In this subsection, we examine the quality of reconstructed image using an FPGA prototype of the proposed DCT-based image compression unit. The test images are saved in a ROM in order to avoid the transmission time between the PC and the FPGA. It is important to mention that in the final design we need to use a 2-bit word to indicate 4 available compression ratios. To measure the visual quality of the reconstructed image and to validate the proposed DCT design, we use the Xilinx’s integrated logic analyzer (ILA). This module works as a digital oscilloscope and enables to trigger on signals in the hardware design.

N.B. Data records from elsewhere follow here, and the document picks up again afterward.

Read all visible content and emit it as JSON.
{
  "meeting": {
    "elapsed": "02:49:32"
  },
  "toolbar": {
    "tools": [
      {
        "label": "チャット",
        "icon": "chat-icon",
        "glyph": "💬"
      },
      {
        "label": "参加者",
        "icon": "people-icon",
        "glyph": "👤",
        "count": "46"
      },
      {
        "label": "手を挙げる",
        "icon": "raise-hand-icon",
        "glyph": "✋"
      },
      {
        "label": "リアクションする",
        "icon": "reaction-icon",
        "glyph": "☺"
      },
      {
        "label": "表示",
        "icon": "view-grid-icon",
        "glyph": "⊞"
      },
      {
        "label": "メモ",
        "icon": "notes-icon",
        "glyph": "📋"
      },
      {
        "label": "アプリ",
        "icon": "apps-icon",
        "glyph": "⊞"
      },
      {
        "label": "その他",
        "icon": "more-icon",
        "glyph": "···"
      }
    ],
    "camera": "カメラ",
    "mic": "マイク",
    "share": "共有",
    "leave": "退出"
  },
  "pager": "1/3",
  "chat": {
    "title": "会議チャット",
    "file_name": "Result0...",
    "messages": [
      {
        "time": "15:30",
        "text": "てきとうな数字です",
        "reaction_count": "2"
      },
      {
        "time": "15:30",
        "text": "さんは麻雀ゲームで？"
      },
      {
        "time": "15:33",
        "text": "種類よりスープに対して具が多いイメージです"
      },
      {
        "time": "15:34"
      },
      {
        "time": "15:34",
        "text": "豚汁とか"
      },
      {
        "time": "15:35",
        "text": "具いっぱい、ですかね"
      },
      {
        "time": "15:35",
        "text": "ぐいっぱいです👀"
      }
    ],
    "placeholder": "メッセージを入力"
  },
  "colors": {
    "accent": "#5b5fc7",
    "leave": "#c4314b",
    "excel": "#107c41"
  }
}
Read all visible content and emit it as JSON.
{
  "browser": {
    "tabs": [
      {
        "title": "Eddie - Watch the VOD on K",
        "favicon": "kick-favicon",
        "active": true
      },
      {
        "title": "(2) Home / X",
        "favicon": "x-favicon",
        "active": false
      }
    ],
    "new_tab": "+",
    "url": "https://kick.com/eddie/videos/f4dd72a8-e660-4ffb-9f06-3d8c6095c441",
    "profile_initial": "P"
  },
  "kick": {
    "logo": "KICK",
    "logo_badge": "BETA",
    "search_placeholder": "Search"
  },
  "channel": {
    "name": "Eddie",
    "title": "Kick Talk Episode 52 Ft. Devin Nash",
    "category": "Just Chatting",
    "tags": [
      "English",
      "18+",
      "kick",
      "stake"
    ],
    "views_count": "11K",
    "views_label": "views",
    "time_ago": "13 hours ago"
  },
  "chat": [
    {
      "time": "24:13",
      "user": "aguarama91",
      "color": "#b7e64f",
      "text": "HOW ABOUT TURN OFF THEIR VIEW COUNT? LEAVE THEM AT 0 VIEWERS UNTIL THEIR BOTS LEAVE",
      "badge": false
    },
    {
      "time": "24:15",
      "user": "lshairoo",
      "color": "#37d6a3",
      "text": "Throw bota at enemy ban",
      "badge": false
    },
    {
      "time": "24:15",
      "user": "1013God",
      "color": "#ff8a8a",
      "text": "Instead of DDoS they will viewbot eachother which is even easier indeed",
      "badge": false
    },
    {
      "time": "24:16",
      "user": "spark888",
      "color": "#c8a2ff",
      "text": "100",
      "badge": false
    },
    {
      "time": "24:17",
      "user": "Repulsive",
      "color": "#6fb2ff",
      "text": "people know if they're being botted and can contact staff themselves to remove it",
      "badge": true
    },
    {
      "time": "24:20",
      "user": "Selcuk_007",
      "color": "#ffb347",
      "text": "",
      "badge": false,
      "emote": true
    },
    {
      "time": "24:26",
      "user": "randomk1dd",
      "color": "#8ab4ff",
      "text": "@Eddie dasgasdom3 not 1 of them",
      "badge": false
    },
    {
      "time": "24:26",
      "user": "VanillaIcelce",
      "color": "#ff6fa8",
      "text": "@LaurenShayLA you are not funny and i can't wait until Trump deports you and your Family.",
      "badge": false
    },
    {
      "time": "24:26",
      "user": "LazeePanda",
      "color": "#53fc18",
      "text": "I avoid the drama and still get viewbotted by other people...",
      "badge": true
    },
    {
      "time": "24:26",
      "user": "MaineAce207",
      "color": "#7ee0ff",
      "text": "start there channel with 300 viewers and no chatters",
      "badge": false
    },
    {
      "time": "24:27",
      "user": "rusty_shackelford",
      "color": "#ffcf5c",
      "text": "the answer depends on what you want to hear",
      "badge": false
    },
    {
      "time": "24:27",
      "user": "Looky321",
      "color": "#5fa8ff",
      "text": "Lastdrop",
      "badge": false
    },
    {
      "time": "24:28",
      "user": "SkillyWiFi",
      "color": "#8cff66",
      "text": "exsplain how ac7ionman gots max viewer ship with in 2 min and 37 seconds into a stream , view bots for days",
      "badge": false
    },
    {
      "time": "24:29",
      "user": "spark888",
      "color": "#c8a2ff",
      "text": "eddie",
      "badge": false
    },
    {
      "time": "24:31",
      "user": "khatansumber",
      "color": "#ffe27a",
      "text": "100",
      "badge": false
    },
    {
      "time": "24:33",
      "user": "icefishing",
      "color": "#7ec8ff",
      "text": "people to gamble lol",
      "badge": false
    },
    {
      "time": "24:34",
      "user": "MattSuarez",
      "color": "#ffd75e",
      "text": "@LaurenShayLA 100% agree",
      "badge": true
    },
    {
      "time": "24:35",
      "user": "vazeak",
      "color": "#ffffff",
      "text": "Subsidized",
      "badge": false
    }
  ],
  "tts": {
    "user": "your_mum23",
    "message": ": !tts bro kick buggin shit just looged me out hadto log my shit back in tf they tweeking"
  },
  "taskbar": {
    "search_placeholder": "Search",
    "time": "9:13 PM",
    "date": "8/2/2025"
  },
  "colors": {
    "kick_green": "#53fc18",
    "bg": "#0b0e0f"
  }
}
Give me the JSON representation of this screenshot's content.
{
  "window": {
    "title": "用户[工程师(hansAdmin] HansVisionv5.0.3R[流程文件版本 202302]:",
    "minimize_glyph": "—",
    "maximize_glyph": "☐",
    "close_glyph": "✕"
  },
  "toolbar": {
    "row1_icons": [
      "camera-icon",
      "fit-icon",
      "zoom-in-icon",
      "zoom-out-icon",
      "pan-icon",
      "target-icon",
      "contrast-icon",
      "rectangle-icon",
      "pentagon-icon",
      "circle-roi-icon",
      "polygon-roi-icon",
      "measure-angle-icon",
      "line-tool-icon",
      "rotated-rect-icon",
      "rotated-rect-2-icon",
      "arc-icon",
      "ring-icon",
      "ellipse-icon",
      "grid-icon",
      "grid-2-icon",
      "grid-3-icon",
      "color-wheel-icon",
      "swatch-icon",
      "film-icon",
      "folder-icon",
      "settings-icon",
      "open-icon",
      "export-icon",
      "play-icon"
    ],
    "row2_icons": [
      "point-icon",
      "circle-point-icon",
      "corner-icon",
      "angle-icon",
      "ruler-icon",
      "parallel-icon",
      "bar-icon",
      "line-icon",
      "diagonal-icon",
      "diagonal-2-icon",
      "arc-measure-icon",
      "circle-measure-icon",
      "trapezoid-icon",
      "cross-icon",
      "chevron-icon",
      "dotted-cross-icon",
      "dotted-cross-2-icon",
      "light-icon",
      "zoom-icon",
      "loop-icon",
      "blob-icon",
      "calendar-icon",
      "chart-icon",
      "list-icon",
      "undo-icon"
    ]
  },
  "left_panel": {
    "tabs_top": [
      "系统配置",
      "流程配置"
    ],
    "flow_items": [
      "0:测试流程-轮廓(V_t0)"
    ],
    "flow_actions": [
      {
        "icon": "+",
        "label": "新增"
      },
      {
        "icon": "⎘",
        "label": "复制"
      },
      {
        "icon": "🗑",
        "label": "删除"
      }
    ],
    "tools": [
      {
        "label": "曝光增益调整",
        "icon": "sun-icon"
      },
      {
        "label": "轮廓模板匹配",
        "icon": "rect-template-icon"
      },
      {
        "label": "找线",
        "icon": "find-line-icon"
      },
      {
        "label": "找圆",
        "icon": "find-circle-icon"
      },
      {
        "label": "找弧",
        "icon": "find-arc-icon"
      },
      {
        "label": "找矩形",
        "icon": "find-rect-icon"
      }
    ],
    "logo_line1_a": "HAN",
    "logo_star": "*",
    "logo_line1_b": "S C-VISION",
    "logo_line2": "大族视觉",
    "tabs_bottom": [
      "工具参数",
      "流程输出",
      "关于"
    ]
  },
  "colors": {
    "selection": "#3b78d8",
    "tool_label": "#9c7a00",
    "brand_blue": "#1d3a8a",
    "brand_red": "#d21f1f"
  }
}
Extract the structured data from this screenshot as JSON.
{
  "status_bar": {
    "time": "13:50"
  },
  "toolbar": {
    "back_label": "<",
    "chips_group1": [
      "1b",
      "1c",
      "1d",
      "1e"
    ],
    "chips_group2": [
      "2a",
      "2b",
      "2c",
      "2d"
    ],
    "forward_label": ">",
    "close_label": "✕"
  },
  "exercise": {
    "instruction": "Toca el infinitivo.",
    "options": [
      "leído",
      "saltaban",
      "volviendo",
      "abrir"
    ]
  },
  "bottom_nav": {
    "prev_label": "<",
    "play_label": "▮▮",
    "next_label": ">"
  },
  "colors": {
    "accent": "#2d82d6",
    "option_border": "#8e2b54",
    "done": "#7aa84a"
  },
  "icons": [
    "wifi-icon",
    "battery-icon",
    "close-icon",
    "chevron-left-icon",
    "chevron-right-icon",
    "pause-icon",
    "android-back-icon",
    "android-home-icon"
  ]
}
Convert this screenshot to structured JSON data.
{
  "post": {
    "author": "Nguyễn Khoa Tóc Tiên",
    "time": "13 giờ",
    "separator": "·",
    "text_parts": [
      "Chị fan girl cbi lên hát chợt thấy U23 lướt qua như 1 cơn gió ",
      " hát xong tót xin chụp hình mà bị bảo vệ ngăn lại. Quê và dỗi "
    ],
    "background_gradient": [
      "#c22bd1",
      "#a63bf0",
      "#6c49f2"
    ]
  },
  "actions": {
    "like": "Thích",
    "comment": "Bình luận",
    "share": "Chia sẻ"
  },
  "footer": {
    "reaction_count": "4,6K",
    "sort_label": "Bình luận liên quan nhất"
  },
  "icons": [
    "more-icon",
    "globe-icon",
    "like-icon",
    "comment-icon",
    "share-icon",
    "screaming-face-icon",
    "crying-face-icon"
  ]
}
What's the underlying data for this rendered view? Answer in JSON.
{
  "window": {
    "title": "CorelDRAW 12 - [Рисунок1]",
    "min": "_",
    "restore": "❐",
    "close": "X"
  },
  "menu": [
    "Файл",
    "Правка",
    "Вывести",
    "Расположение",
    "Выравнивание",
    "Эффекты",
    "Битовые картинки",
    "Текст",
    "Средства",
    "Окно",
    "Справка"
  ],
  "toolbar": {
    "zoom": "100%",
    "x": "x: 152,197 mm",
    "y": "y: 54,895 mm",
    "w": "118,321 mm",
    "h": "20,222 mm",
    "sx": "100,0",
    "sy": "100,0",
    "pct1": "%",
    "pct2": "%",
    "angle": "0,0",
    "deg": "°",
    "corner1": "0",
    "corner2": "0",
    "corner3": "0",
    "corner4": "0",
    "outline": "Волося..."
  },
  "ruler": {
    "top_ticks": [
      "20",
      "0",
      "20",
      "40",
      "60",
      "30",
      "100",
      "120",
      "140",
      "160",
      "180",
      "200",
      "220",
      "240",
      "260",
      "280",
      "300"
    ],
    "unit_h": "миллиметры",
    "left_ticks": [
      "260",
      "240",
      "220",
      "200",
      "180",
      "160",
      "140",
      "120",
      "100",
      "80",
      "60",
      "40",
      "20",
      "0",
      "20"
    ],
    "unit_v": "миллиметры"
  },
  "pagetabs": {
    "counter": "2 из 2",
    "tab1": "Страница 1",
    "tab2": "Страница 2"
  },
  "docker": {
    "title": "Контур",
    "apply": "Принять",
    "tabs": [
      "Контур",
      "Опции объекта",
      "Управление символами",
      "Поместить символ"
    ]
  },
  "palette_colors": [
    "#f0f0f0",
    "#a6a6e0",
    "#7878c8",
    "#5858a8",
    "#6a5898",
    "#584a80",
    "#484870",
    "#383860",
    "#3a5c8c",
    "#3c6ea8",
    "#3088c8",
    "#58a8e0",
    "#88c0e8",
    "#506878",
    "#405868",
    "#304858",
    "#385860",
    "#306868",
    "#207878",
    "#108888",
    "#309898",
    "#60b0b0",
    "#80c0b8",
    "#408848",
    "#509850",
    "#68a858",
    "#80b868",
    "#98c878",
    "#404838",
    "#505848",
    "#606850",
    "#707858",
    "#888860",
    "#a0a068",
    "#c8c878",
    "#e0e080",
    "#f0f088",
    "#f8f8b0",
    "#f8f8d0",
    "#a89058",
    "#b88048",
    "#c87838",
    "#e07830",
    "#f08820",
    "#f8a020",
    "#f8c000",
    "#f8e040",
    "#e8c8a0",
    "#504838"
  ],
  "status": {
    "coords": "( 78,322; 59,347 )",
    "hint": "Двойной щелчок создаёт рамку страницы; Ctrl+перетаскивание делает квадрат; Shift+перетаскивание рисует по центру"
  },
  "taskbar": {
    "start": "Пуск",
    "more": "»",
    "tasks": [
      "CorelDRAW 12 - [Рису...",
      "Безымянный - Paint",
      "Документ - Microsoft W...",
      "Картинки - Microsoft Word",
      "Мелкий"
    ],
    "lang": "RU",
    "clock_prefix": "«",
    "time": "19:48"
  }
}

To reconstruct back the images, a floating point inverse 2D DCT function of Matlab tool is applied to the FPGA output. PSNR of different gray scale images are evaluated and listed in Table 7. The bit per pixel (bpp) depends on the quantization zone selection and varies from 0.64 to 2.87 (The compression is due to DCT only. To increase the compression ratio further the quantized DCT output needs to pass through the entropy coding which we have not performed here.). As shown in Table 7, a good or acceptable image visual qualities can be obtained by joint optimization of the quantization and the DCT. Moreover, to underline the adequacy between PSNR results and the user perception, in Figure 9 we have shown the decoded images for different selection of quantization zones. It is found that the higher the PSNR of reconstructed image, the better the quality is.

6. Conclusion

In this paper, we have presented a low-complexity DCT-based image compression. We presented a novel common subexpression sharing of intermediate signals of the DCT computation based on CSD representation of Loeffler’s 8-point DCT algorithm. Finally, we have combined the quantization process with the second stage of DCT computation in order to optimize the bit width of computation of DCT coefficient according to the quantization of different zones.

We would like to point out that a prior detection of zero-quantized coefficients along with the proposed techniques could be used to further reduce the complexity of DCT computations.